Iris gave a tiny sniffle at being called grandma, even if I was talking to Fluke. “We’ll join you in the hospital before you know it,” she told me, softly stroking Fluke’s head. “You just focus on being okay, sweetheart. You’re my favorite grandson; you’ve got to get better.”
This time when Jason loaded me into the ambulance, Gideon was at my side.
“No wonder you didn’t seem interested in the quaesitor’s flirting,” Jason whispered to me. Then he seemed to recall that he’d just seen that very man dead on the floor of my kitchen, and went quiet, biting his lip.
I managed to reach out for Gideon’s hand, and he took it and squeezed.
“Damn right he wasn’t interested in that flirty Aureum bastard,” Gideon agreed. “He’s spoken for. And I’m sorry I wasn’t there last night. That’s never going to happen again. I’m here now.”
* * *
By the timeIris and Fluke joined us in the hospital, Fluke’s leg in a bright yellow cast, she had somehow procured a legal identity for Gideon.

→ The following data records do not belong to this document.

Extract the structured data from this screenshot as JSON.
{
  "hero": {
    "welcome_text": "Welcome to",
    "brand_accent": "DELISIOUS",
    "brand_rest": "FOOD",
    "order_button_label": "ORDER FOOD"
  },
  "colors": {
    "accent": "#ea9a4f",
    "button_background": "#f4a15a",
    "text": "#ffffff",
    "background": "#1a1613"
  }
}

“It’s Marsh, not Knight,” he told her, looking confusedly at the birth certificate that named him Gideon Knight and said he had been born in nineteen-seventy-nine.
She shrugged it off. “It’s Knight now, dear. I didn’t know, and we needed it done immediately. Besides,”—she looked around, making sure there were no eavesdroppers at the hospital room’s door, then turned back to us—“on the chance that the people that man worked for know who Gideon Marsh was, it’s for the best we don’t use that name.”
I suspected Gideon alone would be enough to get their attention, with his name and his, um, person, but it didn’t seem worth an argument. Besides, Knight fit him well enough. I reached out and squeezed his fingers. “It’s very you, my knight in shining armor.”
Gideon scoffed in disgust. “Right. Leaving you to almost get killed by that Merton woman twice. I’m a real protector.”
“You were there when I needed you.” I looked at Iris, then down at Fluke. “You all were. I think I’d be dead now without any one of you.” It was overwhelming, since just weeks earlier none of them had been a part of my life. And yet, the very thought of living without them now made my breath catch and my stomach churn.
Iris waved me off. “Them, sure, but—”
“That book you loaned me.The Spark? That was how I brought Gideon back. If he hadn’t been there, he couldn’t have saved me,” I pointed out to her.
She beamed at me, drawing her shoulders up. “I didn’t think it was possible, but I so hoped that you could manage it. Your mother always talked about the potential the magic had.”
“He’d have been the only one who would even try,” Gideon said with a chuckle. “Who else would have read a book that said ‘here’s a thing that don’t work’ and think, ‘but what if it did?’ ”
I shrugged, then winced when my whole body throbbed in pain. Fluke leapt up onto the bed next to me as though he weren’t wearing a cast on his front left leg, and lay across me. Something unwound in my chest to have him there. My life wasn’t quite right anymore if I didn’t have Fluke sprawled across me and Gideon smiling down at us in bemusement.
Iris gave us a soft smile, then turned to Gideon. “We should let them rest. In the meantime, we can discuss having a stable put up on Sage’s property. Your familiar will need a place, after all.”
I drifted off to sleep as they talked about just how much room Marron was going to need. Holy hell. Gideon had ahorse. I’d thought a fox was a big responsibility.
Chapter Thirty-Two
Gideon sniffed the lid of the cardboard pizza box for the fifth or sixth time as we walked down the sidewalk toward the bookstore, and I hid my smile.